Mais, surtout, le capitaine Chave, le frère de madame Maugendre, blâmait son beau-frère. Lui qui ne pouvait se suffire avec les dix-huit cents francs de sa retraite, jouait bien à la Bourse ; seulement, il était le malin des malins. Il allait là comme un employé va à son bureau, n’opérant que sur le comptant, ravi quand il emportait sa pièce de vingt francs le soir : des opérations quotidiennes, faites à coup sûr, d’une modestie telle, qu’elles échappaient aux catastrophes. Sa sœur lui avait offert une chambre chez elle, dans la maison trop vaste, depuis que Marcelle était mariée ; mais il avait refusé, tenant à être libre, ayant des vices, occupant une seule pièce, au fond d’un jardin de la rue Nollet, où continuellement se glissaient des jupes. Ses gains devaient passer en bonbons et en gâteaux pour ses petites amies. Toujours il avait mis en garde Maugendre, lui répétant de ne pas jouer, de faire la vie plutôt ; et, quand ce dernier lui criait : « Mais vous ? » il avait un geste énergique : oh ! lui, c’était différent, il n’avait pas quinze mille francs de rente, sans ça ! S’il jouait, la faute en était à cette saleté de gouvernement qui marchandait aux vieux braves la joie de leur vieillesse. Son grand argument contre le jeu était que, mathématiquement, le joueur devait toujours perdre : s’il gagne, il a à déduire le courtage et le droit de timbre ; s’il perd, il a en plus à payer les mêmes droits ; de sorte que, même en admettant qu’il gagne aussi souvent qu’il perd, il sort encore de sa poche le timbre et le courtage.

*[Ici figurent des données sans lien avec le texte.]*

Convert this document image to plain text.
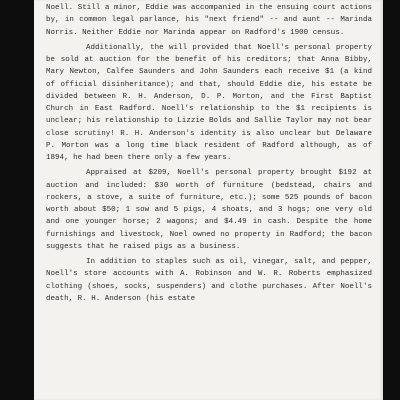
Noell. Still a minor, Eddie was accompanied in the ensuing court actions by, in common legal parlance, his "next friend" -- and aunt -- Marinda Norris. Neither Eddie nor Marinda appear on Radford's 1900 census.

Additionally, the will provided that Noell's personal property be sold at auction for the benefit of his creditors; that Anna Bibby, Mary Newton, Calfee Saunders and John Saunders each receive $1 (a kind of official disinheritance); and that, should Eddie die, his estate be divided between R. H. Anderson, D. P. Morton, and the First Baptist Church in East Radford. Noell's relationship to the $1 recipients is unclear; his relationship to Lizzie Bolds and Sallie Taylor may not bear close scrutiny! R. H. Anderson's identity is also unclear but Delaware P. Morton was a long time black resident of Radford although, as of 1894, he had been there only a few years.

Appraised at $209, Noell's personal property brought $192 at auction and included: $30 worth of furniture (bedstead, chairs and rockers, a stove, a suite of furniture, etc.); some 525 pounds of bacon worth about $50; 1 sow and 5 pigs, 4 shoats, and 3 hogs; one very old and one younger horse; 2 wagons; and $4.49 in cash. Despite the home furnishings and livestock, Noel owned no property in Radford; the bacon suggests that he raised pigs as a business.

In addition to staples such as oil, vinegar, salt, and pepper, Noell's store accounts with A. Robinson and W. R. Roberts emphasized clothing (shoes, socks, suspenders) and clothe purchases. After Noell's death, R. H. Anderson (his estate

Annuellement, à la Bourse de Paris, ces droits produisent l’énorme total de quatre-vingts millions. Et il brandissait ce chiffre, quatre-vingts millions que ramassent l’État, les coulissiers et les agents de change. Sur la banquette, au fond du corridor, Marcelle confessait à son mari une partie de cette histoire.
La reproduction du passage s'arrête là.